Der Ton in der Berufungsinstanz ist merklich schärfer geworden. Hieß es in der ersten Instanz noch, dass "das Angebot der Beklagten einen positiven kulturellen Beitrag darstellt", so annonciert die Berufungsschrift: "Die Klägerin wehrt sich gegen das Geschäftskonzept der Beklagten, das darin besteht, die Feuilletons der deutschen Qualitätszeitungen - darunter auch der 'Frankfurter Allgemeinen Zeitung', der Klägerin - auszuwerten und Kurzzusammenfassungen (...) der dort veröffentlichten Buchkritiken für den eiligen Leser sowohl auf ihrer eigenen Website unter www.perlentaucher.de zu veröffentlichen als auch an Dritte, insbesondere Internet-Buchhändler, zu lizenzieren."

Obwohl nur diese Lizenzierung an Dritte Streitgegenstand ist, betonen die Klägerinnen ganz allgemein, dass der Geschäftszweck des Perlentauchers allein darin bestehe, Feuilletons "für sich selbst kommerziell auszuwerten", und "dabei weder eigenen Content zu entwickeln, noch einen Rahmen oder eine Plattform für eine inhaltliche Auseinandersetzung mit den Feuilletons der deutschen Presse insgesamt zu bieten".

Der hierdurch vermittelte Eindruck, der Perlentaucher stelle keinen eigenen Inhalt bereit, ist falsch.

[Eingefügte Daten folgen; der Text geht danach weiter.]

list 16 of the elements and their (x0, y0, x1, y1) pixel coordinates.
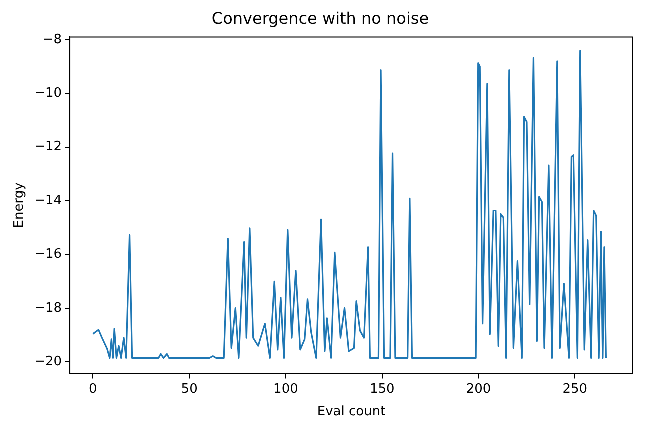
x-axis-title: Eval count (317, 404, 386, 420)
x-tick-label: 0 (89, 382, 98, 397)
x-tick-label: 100 (274, 382, 298, 397)
y-tick-label: −14 (34, 193, 62, 208)
x-tick-label: 250 (562, 382, 588, 397)
y-tick-label: −18 (34, 300, 62, 316)
x-tick-label: 50 (181, 382, 198, 397)
y-axis-title: Energy (12, 182, 28, 228)
x-tick-label: 150 (370, 382, 395, 397)
x-tick-label: 200 (466, 382, 492, 397)
y-tick-label: −16 (34, 247, 62, 262)
y-tick-label: −12 (34, 140, 62, 155)
y-tick-label: −8 (42, 32, 62, 48)
y-tick-label: −10 (34, 86, 62, 101)
y-tick-label: −20 (34, 354, 62, 370)
chart-title: Convergence with no noise (212, 8, 430, 28)
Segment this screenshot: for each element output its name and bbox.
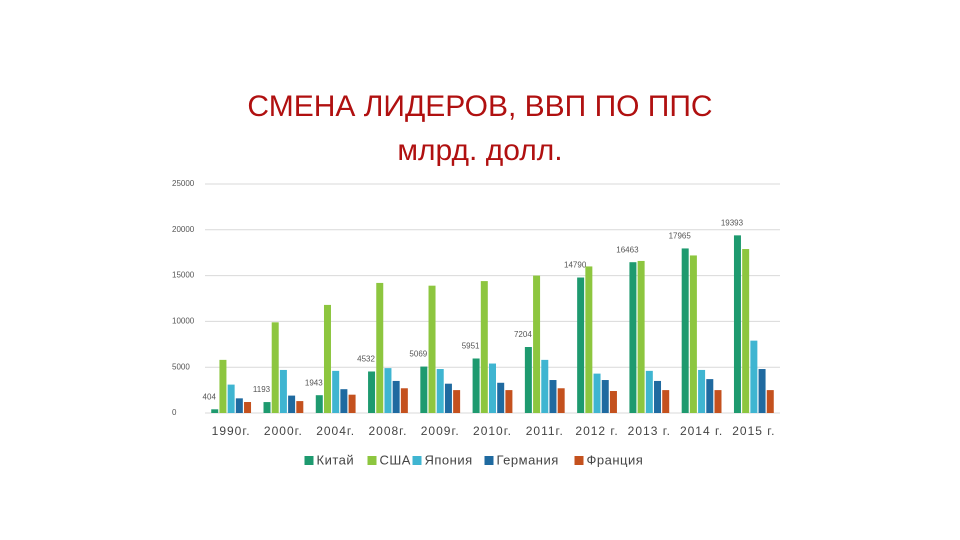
y-tick-label: 5000 — [172, 362, 190, 371]
data-label: 5069 — [409, 350, 427, 359]
bar — [497, 382, 505, 413]
legend-label: США — [380, 452, 411, 467]
bar — [400, 388, 408, 413]
bar — [609, 391, 617, 413]
bar — [541, 359, 549, 413]
data-label: 19393 — [721, 218, 744, 227]
bar — [436, 369, 444, 413]
bar — [654, 380, 662, 413]
y-tick-label: 10000 — [172, 317, 195, 326]
bar — [384, 368, 392, 413]
bar — [766, 390, 774, 413]
bar — [557, 388, 565, 413]
x-tick-label: 2012 г. — [575, 424, 618, 438]
data-label: 16463 — [616, 245, 639, 254]
bar — [288, 395, 296, 413]
x-tick-label: 2014 г. — [680, 424, 723, 438]
bar — [733, 235, 741, 413]
bar — [629, 262, 637, 413]
bar — [235, 398, 243, 413]
bar — [392, 380, 400, 413]
bar — [698, 369, 706, 413]
bar — [577, 277, 585, 413]
bar — [368, 371, 376, 413]
bar — [244, 402, 252, 413]
bar — [428, 285, 436, 413]
legend-label: Япония — [425, 452, 473, 467]
x-tick-label: 2008г. — [368, 424, 407, 438]
bar — [219, 359, 227, 413]
legend-swatch — [367, 456, 377, 465]
legend-label: Франция — [587, 452, 644, 467]
legend-label: Китай — [317, 452, 355, 467]
bar — [742, 249, 750, 413]
bar — [637, 260, 645, 413]
chart-title: СМЕНА ЛИДЕРОВ, ВВП ПО ППС — [247, 90, 712, 123]
bar — [340, 389, 348, 413]
bar — [706, 379, 714, 413]
legend-swatch — [574, 456, 584, 465]
bar — [348, 394, 356, 413]
chart-subtitle: млрд. долл. — [397, 134, 562, 167]
legend-label: Германия — [497, 452, 559, 467]
x-tick-label: 2011г. — [526, 424, 564, 438]
data-label: 1943 — [305, 378, 323, 387]
bar — [714, 390, 722, 413]
data-label: 17965 — [669, 232, 692, 241]
y-tick-label: 0 — [172, 408, 177, 417]
data-label: 7204 — [514, 330, 532, 339]
bar — [332, 370, 340, 413]
legend-swatch — [304, 456, 314, 465]
bar — [323, 304, 331, 413]
x-tick-label: 2000г. — [264, 424, 303, 438]
bar — [263, 402, 271, 413]
x-tick-label: 2009г. — [421, 424, 460, 438]
x-tick-label: 1990г. — [212, 424, 251, 438]
bar — [420, 366, 428, 413]
x-tick-label: 2010г. — [473, 424, 512, 438]
data-label: 5951 — [462, 342, 480, 351]
bar — [662, 390, 670, 413]
bar — [524, 347, 532, 413]
data-label: 1193 — [253, 385, 271, 394]
bar — [681, 248, 689, 413]
data-label: 4532 — [357, 355, 375, 364]
bar — [211, 409, 219, 413]
y-tick-label: 20000 — [172, 225, 195, 234]
x-tick-label: 2013 г. — [628, 424, 671, 438]
data-label: 404 — [203, 392, 217, 401]
bar — [645, 370, 653, 413]
bar — [480, 281, 488, 413]
legend-swatch — [412, 456, 422, 465]
bar — [271, 322, 279, 413]
bar — [315, 395, 323, 413]
legend-swatch — [484, 456, 494, 465]
bar — [376, 282, 384, 413]
bar — [750, 340, 758, 413]
y-tick-label: 15000 — [172, 271, 195, 280]
data-label: 14790 — [564, 261, 587, 270]
bar — [601, 380, 609, 413]
bar — [593, 373, 601, 413]
bar — [296, 401, 304, 413]
x-tick-label: 2004г. — [316, 424, 355, 438]
bar — [472, 358, 480, 413]
bar — [585, 266, 593, 413]
bar — [453, 390, 461, 413]
bar — [505, 390, 513, 413]
bar — [227, 384, 235, 413]
bar — [533, 275, 541, 413]
x-tick-label: 2015 г. — [732, 424, 775, 438]
bar — [549, 380, 557, 413]
y-tick-label: 25000 — [172, 179, 195, 188]
bar — [444, 383, 452, 413]
bar — [758, 369, 766, 413]
bar — [489, 363, 496, 413]
bar — [689, 255, 697, 413]
bar — [279, 369, 287, 413]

Der Perlentaucher bot von Anfang an auch eigenen Inhalt: Arno Widmanns Buchkolumne "Vom Nachttisch geräumt", die "Post aus...", die Krimi-Kolumne "Mord und Ratschlag" oder der "Virtualienmarkt" sind nur einige Beispiele. Und zusammen mit seinem englischsprachigen Dienst signandsight.com hat der Perlentaucher die wichtigste Feuilletondebatte der letzten Monate lanciert, die Bruckner-Buruma-Debatte - die von der FAZ selbstverständlich mit keinem Wort erwähnt wurde. Kann es sein, dass sich die Anwälte der Kläger ausschließlich in dieser Zeitung informieren?